Dari total 10 kasus, delapan di antaranya dilakukan oleh aktor sipil. Sementara dua lainnya adalah oknum kepolisian.
Kasus kekerasan terhadap jurnalis yang dilakukan sipil terdiri dari oknum pegawai DLHK Kota Bima, oknum LSM, dua oknum perusahaan, oknum Kades, dua oknum Caleg dan oknum keamanan UPT BKN Mataram.
Sementara untuk aktor aparat penegak hukum yaitu oknum Polres Mataram dan oknum Polres Lombok Tengah.
Untuk periode kasus, dua kasus terjadi di bulan Maret 2023, dua kasus di bulan Mei, sementara masing-masing satu kasus di bulan Juli, Agustus, September, Oktober, November dan Desember.
Dari jumlah kasus tersebut, ada sebanyak lima kasus dalam bentuk pelarangan liputan atau pengusiran, dua kasus perampasan alat, satu kasus penganiayaan, satu kasus permintaan takedown berita dan satu kasus penuntutan hukum.
Kasus kekerasan jurnalis di NTB terus meningkat dari tahun ke tahun dengan beragam jenis kasus.
Divisi Hukum dan Advokasi AMSI NTB mengimbau agar perusahaan media segera membuat SOP keselamatan jurnalis saat bertugas di lapangan untuk menghindari aksi kekerasan kembali terjadi. Keselamatan terhadap jurnalis jauh lebih penting, sehingga dengan adanya SOP maka jurnalis dapat mengetahui hal-hal yang harus dilakukan saat live report atau bertugas di zona konflik atau lokasi yang rawan kekerasan dan intimidasi kepada wartawan.
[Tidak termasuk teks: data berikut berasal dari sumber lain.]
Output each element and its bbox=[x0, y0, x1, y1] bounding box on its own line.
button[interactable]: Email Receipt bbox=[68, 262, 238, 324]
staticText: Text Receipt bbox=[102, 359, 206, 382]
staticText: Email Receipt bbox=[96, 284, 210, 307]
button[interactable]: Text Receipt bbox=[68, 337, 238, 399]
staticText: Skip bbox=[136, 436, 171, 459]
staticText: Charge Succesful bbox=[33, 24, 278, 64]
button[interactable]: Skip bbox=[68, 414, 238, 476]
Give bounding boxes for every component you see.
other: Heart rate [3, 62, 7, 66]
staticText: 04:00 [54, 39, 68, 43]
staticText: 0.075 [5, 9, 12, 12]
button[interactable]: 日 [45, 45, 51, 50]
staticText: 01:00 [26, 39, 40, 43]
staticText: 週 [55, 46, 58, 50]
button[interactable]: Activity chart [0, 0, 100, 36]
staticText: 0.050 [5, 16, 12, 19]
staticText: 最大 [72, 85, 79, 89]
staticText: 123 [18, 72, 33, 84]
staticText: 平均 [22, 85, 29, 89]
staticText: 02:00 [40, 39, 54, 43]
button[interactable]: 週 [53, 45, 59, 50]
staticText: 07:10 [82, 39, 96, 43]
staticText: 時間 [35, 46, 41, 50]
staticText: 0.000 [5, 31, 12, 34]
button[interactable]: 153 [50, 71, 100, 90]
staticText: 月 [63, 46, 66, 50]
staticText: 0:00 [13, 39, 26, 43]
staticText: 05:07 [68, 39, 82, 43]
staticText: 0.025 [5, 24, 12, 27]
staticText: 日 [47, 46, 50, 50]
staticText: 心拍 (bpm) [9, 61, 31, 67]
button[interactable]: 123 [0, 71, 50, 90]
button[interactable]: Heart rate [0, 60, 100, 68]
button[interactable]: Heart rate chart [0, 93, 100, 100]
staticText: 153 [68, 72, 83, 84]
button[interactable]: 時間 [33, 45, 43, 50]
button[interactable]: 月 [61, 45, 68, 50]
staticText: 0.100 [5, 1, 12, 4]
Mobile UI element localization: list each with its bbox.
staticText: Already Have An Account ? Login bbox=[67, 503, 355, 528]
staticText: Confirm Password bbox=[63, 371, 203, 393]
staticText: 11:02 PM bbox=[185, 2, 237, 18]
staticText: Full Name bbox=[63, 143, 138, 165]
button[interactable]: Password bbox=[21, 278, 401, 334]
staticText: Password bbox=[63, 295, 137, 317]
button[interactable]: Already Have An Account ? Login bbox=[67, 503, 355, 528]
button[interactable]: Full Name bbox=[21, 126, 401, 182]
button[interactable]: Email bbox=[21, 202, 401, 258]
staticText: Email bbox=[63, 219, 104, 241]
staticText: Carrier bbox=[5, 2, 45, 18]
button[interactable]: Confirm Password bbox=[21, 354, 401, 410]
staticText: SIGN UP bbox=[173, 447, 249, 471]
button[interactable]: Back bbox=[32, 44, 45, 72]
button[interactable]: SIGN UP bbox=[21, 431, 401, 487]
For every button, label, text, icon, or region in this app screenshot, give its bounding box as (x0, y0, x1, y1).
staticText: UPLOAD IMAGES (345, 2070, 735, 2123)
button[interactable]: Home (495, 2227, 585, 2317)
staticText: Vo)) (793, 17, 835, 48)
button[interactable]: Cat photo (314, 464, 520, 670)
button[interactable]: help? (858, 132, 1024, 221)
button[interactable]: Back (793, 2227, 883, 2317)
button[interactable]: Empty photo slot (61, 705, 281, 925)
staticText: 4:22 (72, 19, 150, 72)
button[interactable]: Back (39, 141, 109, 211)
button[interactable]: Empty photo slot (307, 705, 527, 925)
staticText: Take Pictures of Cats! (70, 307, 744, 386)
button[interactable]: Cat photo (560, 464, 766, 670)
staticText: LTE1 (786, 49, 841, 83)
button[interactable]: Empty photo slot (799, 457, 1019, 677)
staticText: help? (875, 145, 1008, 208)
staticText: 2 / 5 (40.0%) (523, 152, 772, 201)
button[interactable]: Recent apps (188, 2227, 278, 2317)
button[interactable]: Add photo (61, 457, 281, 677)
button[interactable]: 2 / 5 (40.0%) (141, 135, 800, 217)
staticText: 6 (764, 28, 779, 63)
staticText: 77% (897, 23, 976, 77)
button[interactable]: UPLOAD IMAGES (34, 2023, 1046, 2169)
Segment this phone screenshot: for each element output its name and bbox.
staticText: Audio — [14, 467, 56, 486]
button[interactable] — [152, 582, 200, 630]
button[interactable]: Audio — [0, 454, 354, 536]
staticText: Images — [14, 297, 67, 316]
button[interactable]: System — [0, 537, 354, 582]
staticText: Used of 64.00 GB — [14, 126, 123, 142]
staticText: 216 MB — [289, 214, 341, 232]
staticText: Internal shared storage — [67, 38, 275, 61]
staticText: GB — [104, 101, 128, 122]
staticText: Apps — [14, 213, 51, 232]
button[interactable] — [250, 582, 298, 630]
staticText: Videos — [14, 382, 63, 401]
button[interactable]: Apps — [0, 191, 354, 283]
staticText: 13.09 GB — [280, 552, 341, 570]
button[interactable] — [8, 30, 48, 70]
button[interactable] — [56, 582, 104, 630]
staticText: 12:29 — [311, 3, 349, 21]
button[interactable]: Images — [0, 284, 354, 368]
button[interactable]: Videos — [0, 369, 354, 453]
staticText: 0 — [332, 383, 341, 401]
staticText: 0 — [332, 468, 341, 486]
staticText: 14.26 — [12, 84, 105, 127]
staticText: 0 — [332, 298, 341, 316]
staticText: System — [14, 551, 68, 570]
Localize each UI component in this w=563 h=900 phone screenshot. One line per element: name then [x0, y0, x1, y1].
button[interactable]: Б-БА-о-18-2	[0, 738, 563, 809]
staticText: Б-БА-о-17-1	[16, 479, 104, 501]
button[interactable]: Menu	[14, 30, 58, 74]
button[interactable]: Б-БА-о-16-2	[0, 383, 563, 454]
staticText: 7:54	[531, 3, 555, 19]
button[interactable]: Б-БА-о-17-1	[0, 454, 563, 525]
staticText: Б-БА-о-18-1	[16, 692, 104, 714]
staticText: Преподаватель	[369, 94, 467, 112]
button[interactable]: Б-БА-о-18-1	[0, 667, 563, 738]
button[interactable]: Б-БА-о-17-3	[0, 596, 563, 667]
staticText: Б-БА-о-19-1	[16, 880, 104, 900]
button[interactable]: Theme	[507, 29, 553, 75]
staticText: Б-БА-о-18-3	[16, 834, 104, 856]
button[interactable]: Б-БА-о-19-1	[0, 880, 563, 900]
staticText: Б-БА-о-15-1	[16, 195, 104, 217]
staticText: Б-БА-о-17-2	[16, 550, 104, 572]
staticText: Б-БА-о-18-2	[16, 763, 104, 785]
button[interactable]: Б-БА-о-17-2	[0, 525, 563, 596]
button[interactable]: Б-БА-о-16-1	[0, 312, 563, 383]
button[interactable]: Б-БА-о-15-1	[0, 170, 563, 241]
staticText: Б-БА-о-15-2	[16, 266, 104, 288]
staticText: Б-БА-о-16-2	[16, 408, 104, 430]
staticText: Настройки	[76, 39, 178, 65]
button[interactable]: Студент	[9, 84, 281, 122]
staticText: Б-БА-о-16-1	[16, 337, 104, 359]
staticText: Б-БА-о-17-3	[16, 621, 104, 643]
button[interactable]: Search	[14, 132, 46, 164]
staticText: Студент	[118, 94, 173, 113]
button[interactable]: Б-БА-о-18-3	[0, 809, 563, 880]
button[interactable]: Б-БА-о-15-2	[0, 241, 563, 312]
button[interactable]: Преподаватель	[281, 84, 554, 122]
Divisi Hukum dan Advokasi AMSI NTB mendorong perusahaan pers harus mengidentifikasi ketika menugaskan wartawan. Jika liputan bersifat riskan terhadap keselamatan jurnalis, maka harus dipertimbangkan segala keselamatan kerja. Begitu juga dengan wartawan saat meliput di zona konflik, untuk dapat paham peta kondisi daerah tersebut, ke mana lokasi yang aman untuk berlindung dan apa saja yang harus dilakukan saat potensi kekerasan terjadi.